Chatwin_Black_HillThen we’ll move our literary feast to Wales with On the Black Hill by Bruce Chatwin. The cover of its Penguin edition is consistent with my memories of Wales: lots of sheep. I’ve heard it’s an excellent book, so it should be a wonderful reading moment in January, the month made to read on the couch by a fire. Perhaps we’ll still be sitting there in February to read The Missing Head of Damasceno Monteiro by Antonio Tabucchi. Isn’t that an intriguing title? It’s a dark novel set in Porto. After reading a novel set in Portugal and written by an Italian writer, we’ll head to Italy with a French writer and discover De là on voit la mer by Philippe Besson. (From There, You See the Sea, not available in English, yet.) I’m happy to have a Besson on the list, I’ve loved to two ones I’ve read  (En l’absence des hommes and Un homme accidentel) and I highly recommend him. I find his prose addicting, it carries me away like a leaf in the autumn wind.

Then we’ll have something totally different with Fathers and Sons by Turgenev, another writer I’ve never read. Fathers and Sons is his masterpiece, I’m looking forward to it. After this classic, I’ll be delighted to meet with Max Barry again and read his Machine Man. Company, Syrup and Jennifer Government were fantastic, the kind of books you want to buy to your friends. I love Barry’s sense of humour and insight. We will finish our booking year with two American novels. We won’t read Labor Day by Joyce Maynard in September but in June, just before reading stories by James Baldwin.

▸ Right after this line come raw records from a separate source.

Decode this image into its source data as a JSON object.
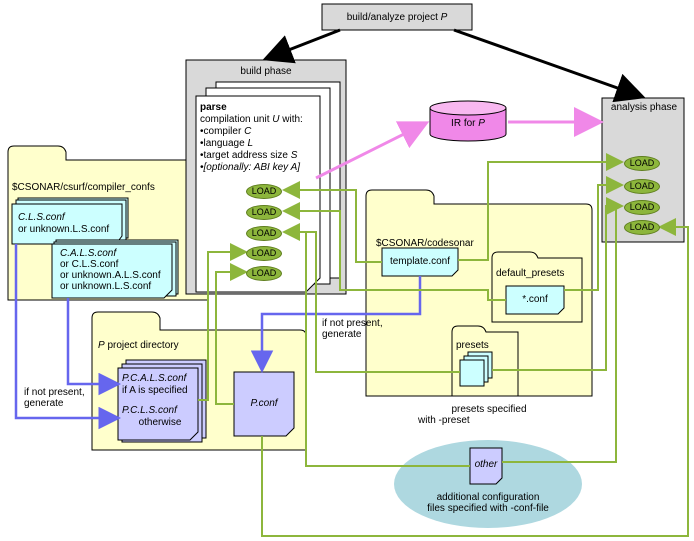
{
  "top_box": {
    "label": "build/analyze project ",
    "label_var": "P"
  },
  "build_phase": {
    "title": "build phase",
    "parse_title": "parse",
    "unit_line": "compilation unit ",
    "unit_var": "U",
    "unit_suffix": "  with:",
    "bullets": [
      {
        "text": "•compiler ",
        "var": "C"
      },
      {
        "text": "•language ",
        "var": "L"
      },
      {
        "text": "•target address size ",
        "var": "S"
      },
      {
        "text": "•[optionally: ABI key ",
        "var": "A]"
      }
    ]
  },
  "ir": {
    "label": "IR  for ",
    "var": "P"
  },
  "analysis_phase": {
    "title": "analysis phase"
  },
  "load_label": "LOAD",
  "compiler_confs": {
    "folder": "$CSONAR/csurf/compiler_confs",
    "file1": [
      "C.L.S.conf",
      "or unknown.L.S.conf"
    ],
    "file2": [
      "C.A.L.S.conf",
      "or C.L.S.conf",
      "or unknown.A.L.S.conf",
      "or unknown.L.S.conf"
    ]
  },
  "project_dir": {
    "folder_var": "P",
    "folder": " project directory",
    "multi": [
      "P.C.A.L.S.conf",
      "if A is specified",
      "P.C.L.S.conf",
      "otherwise"
    ],
    "pconf": "P.conf"
  },
  "codesonar": {
    "folder": "$CSONAR/codesonar",
    "template": "template.conf",
    "default_presets": "default_presets",
    "star_conf": "*.conf",
    "presets": "presets",
    "presets_caption": [
      "presets specified",
      "with -preset"
    ]
  },
  "other": {
    "label": "other",
    "caption": [
      "additional configuration",
      "files specified with -conf-file"
    ]
  },
  "notes": {
    "generate1": [
      "if not present,",
      "generate"
    ],
    "generate2": [
      "if not present,",
      "generate"
    ]
  },
  "colors": {
    "green": "#8db63c",
    "blue": "#6666ee",
    "pink": "#f088e8",
    "folder": "#ffffcc",
    "cyan": "#ccffff",
    "lavender": "#ccccff",
    "gray": "#d9d9d9"
  }
}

I’m looking forward to this new reading year and of course, I’ll share my impressions of these books with you in future billets. Have you read any of these books?

Romain Gary Literature Month: wrap-up

June 3, 2014 18 comments

I wanted to publish this a little bit earlier but work got in the way. May is over now and so is Romain Gary Literature Month. It’s time to wrap things up and give you the list of the Romain Gary billets I’m aware of. If there are some more, please let me know.

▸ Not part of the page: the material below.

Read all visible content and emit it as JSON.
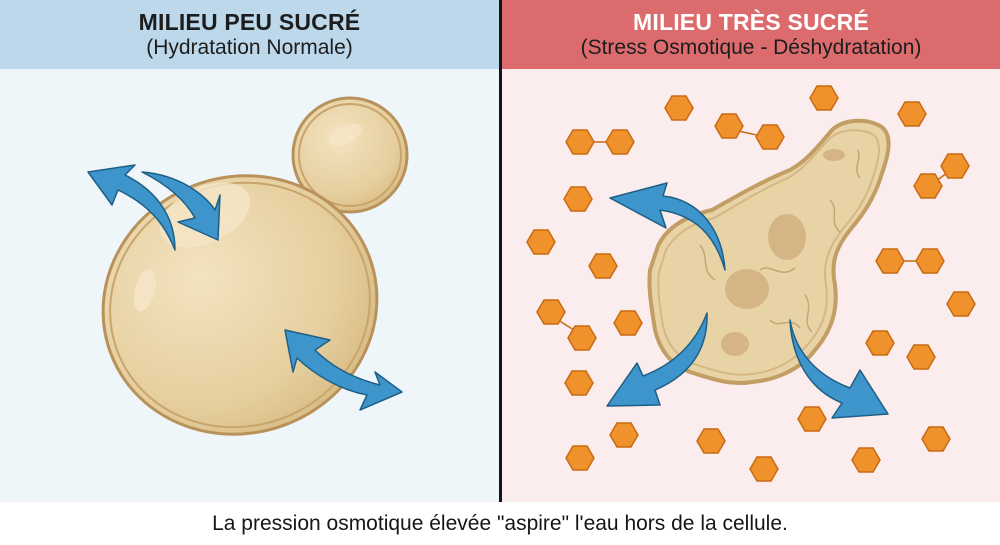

Gary_CentenaireCaroline published a billet about a collection of short stories and unfortunately, she wasn’t thrilled by them. Gary is better with novels; it seems to me his prose blooms better in longer works. Passage à l’Est re-read Education Européenne and the novel was up to her memories. It’s a good one to read. Gary wrote it while he was roasting in Africa and it’s set in the cold and snowy winter of a Poland at war. Guy wasn’t enthralled by Your Ticket is No Longer Valid. It is not one I’d recommend for a Gary beginner unless you’re also a Philip Roth fan. I hope Guy will still want to try another one. Vishy loved Promise at Dawn and he’s willing to read The Roots of Heaven and White Dog. Déborah read Le Vin des morts. This is an early novel that had never been published. It’s been released for Gary’s centenary and now I need to read it too. I’m curious about it and Gary fans seem to like it. James Henderson re-read The Roots of Heaven and wrote an excellent review of Gary’s first Goncourt. And I read White Dog, the English version of Chien Blanc. My billet is here; it’s really excellent and I highly recommend it. (the book, not the billet)

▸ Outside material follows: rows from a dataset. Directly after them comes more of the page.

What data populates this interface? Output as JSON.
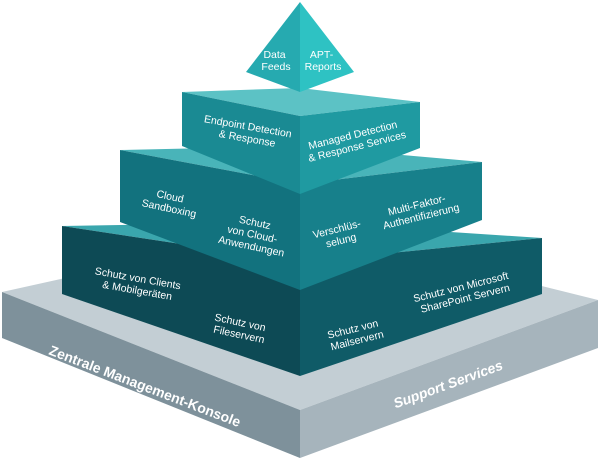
{
  "colors": {
    "base_top": "#c3ced4",
    "base_left": "#7e919b",
    "base_right": "#a6b4bc",
    "tier4_left": "#0d4a55",
    "tier4_right": "#0f5b67",
    "tier3_left": "#12727e",
    "tier3_right": "#17808b",
    "tier2_left": "#1a8a93",
    "tier2_right": "#1f9aa1",
    "tier1_left": "#26aab0",
    "tier1_right": "#2ec2c3"
  },
  "base": {
    "left_label": "Zentrale Management-Konsole",
    "right_label": "Support Services"
  },
  "tier1": {
    "left": [
      "Data",
      "Feeds"
    ],
    "right": [
      "APT-",
      "Reports"
    ]
  },
  "tier2": {
    "left": [
      "Endpoint Detection",
      "& Response"
    ],
    "right": [
      "Managed Detection",
      "& Response Services"
    ]
  },
  "tier3": {
    "left_a": [
      "Cloud",
      "Sandboxing"
    ],
    "left_b": [
      "Schutz",
      "von Cloud-",
      "Anwendungen"
    ],
    "right_a": [
      "Verschlüs-",
      "selung"
    ],
    "right_b": [
      "Multi-Faktor-",
      "Authentifizierung"
    ]
  },
  "tier4": {
    "left_a": [
      "Schutz von Clients",
      "& Mobilgeräten"
    ],
    "left_b": [
      "Schutz von",
      "Fileservern"
    ],
    "right_a": [
      "Schutz von",
      "Mailservern"
    ],
    "right_b": [
      "Schutz von Microsoft",
      "SharePoint Servern"
    ]
  }
}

Thanks to all of you for participating, reading or re-reading my favourite author. I will add links to you blogposts on my new page Reading Romain Gary. For late bloomers or late participants, let me know if you write something about him and I’ll add it to the page.

Meanwhile in France, his centenary was well celebrated. The great news besides Le Vin des morts is that Romain Gary’s work will be published in the edition La Pléiade. For non-French readers, La Pléiade is a luxurious edition of literature. It’s an honour for a writer to have his books in this collection. It is named after the famous group of French Renaissance poets. Gary would be proud to be edited in this collection, I think. For book publishing, it’s like royalty. Gary’s publisher Gallimard edited special bookmarks for the occasion and I’m glad my favourite independent bookstore gave me a set. Finally, bookstores celebrated the event, like here in Divonne-les-Bains:

 librairie_Gary

If you want to know more about Gary’s celebration in France, have a look at Delphine’s blog Romain Gary & moi.

I hope other readers will discover him, just like one of my friends recently did. She’s on her way to read them all.